This blog covers everything except sports and gardening, unless we find a really good link about using dead professional bowlers for mulch. The author is a StarTribune columnist, has been passing off fiction and hyperbole as insight since 1997, has run his own website since the Jurassic era of AOL, and was online when today’s college sophomores were a year away from being born. So get off his lawn.
You may want to add this to the list of questions you haven’t posed today. From Topless Robot:
Remember back when people thought Vanilla Ice was the worst famous person who could possibly be associated with Teenage Mutant Ninja Turtles?
Nevertheless, here you are:
SPACE i09 notes something you may have missed, and which apparently missed us:
Last night, a giant asteroid was supposed to streak by the Earth, close enough for us to catch a glimpse as it zipped by. Except it never showed, and now astronomers say they have no idea just where the 900-foot asteroid has gone.
It got lost.
URBAN DESIGN The movement to tear down urban freeways has a new cause celebere: the viaduct that rips through Syracuse. Some people want it demolished. Some people who use it do not.
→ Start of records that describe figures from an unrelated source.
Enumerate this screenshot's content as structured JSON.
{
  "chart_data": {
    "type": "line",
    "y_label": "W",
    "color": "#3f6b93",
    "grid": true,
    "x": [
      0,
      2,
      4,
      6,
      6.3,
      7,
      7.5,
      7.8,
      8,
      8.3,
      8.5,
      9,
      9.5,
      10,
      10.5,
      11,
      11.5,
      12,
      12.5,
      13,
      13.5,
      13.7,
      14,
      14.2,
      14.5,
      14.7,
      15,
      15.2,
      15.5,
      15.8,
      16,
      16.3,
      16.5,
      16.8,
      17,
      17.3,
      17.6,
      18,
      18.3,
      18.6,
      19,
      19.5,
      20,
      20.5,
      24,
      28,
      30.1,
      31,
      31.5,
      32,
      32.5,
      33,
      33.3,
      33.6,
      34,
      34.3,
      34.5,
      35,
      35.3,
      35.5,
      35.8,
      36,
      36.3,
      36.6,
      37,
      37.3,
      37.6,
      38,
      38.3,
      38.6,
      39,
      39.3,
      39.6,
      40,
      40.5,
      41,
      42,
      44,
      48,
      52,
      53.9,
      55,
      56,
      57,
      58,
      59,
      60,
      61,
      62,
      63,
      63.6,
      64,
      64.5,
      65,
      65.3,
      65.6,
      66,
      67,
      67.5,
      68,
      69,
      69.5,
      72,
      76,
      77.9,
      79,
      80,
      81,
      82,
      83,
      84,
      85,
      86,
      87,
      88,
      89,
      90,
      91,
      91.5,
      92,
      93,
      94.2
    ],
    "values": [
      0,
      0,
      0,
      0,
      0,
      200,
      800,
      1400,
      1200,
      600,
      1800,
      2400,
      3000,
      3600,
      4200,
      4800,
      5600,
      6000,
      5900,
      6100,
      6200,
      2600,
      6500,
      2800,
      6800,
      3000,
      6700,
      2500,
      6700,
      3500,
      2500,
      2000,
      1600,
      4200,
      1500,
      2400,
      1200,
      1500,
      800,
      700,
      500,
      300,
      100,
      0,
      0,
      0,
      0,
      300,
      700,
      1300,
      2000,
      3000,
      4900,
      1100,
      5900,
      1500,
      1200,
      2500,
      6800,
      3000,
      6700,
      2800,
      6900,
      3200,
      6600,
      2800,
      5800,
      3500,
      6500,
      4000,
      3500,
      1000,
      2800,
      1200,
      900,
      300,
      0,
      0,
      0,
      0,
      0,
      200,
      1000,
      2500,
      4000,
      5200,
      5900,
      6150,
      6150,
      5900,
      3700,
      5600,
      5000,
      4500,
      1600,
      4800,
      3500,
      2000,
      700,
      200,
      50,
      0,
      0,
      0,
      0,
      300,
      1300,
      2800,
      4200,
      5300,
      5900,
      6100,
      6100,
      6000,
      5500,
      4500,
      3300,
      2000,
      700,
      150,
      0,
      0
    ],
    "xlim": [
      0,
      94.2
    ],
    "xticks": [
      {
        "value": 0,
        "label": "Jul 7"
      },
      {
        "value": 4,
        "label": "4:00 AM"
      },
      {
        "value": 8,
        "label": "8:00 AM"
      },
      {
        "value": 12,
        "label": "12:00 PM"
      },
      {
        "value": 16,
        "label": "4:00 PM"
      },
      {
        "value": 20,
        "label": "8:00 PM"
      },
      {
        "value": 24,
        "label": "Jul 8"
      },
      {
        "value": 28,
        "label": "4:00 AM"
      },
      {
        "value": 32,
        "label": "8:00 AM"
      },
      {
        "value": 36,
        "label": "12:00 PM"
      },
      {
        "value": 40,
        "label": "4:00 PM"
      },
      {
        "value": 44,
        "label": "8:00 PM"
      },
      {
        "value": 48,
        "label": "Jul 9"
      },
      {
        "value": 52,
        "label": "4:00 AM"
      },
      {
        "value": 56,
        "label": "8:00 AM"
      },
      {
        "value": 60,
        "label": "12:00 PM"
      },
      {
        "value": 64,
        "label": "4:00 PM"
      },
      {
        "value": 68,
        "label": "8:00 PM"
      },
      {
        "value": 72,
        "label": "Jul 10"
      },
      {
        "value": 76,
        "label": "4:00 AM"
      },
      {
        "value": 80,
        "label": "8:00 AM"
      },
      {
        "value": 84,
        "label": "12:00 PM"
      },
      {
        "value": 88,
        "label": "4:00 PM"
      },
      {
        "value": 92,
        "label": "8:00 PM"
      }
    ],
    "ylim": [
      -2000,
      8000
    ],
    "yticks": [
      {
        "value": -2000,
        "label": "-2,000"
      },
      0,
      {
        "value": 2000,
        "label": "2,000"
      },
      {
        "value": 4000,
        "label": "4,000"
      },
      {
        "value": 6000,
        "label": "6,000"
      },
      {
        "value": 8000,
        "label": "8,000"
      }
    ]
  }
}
Atlantic Cities:
The I-81 viaduct will reach the end of its functional life in 2017, and the New York State Department of Transportation has decided that it is not worth the cost of rehabilitation. One way or another, the viaduct is coming down. City leaders (snip) along with downtown developers and advocates for smart growth, would like to see I-81 rerouted around Syracuse and replaced with a landscaped boulevard. But suburban business-owners and many of the 45,000 drivers who use the highway to commute fear that any change could hurt the local economy. It's a debate that goes beyond the immediate question of how Syracuse workers will get to work — to what kind of city Syracuse will be in the 21st century.
If I had unlimited billions at my disposal I’d cover up the 35W trench and put in a long park with housing, repairing the gash that cleaved the neighborhoods. Just because the freeways made many things possible doesn’t mean it was an unalloyed good.
ARCHITORTURE Giz has a new list of beautiful buildings lost forever - and y “lost” I don’t mean “misplaced, but probably around here somewhere.” Lost as in deliberately demolished for reasons that seem appallingly short-sighted today. The Metropolitan, or the Guarantee Life, is on the list, as well as a municipal structure demolished for this:
This may be the perfect image of 60s & 70s municipal architecture: a pathetic little bench under a concrete shell.
27. Explain Scott Seekins to someone. The enigma that is Scott Seekins is such a fun thing to explain to out-of-towners, or any locals living under a rock. Who is Scott Seekins? Oh, just this man-about-town whose simple change from a black suit to a white suit marks the beginning of summer and brings joy to an entire city.
Funny - and true! - but I don’t think anyone on their deathbed will be scanning the list, hit #27, realize the ommision, and beg the nurse to lean close. “I need to tell you something. Listen closely.”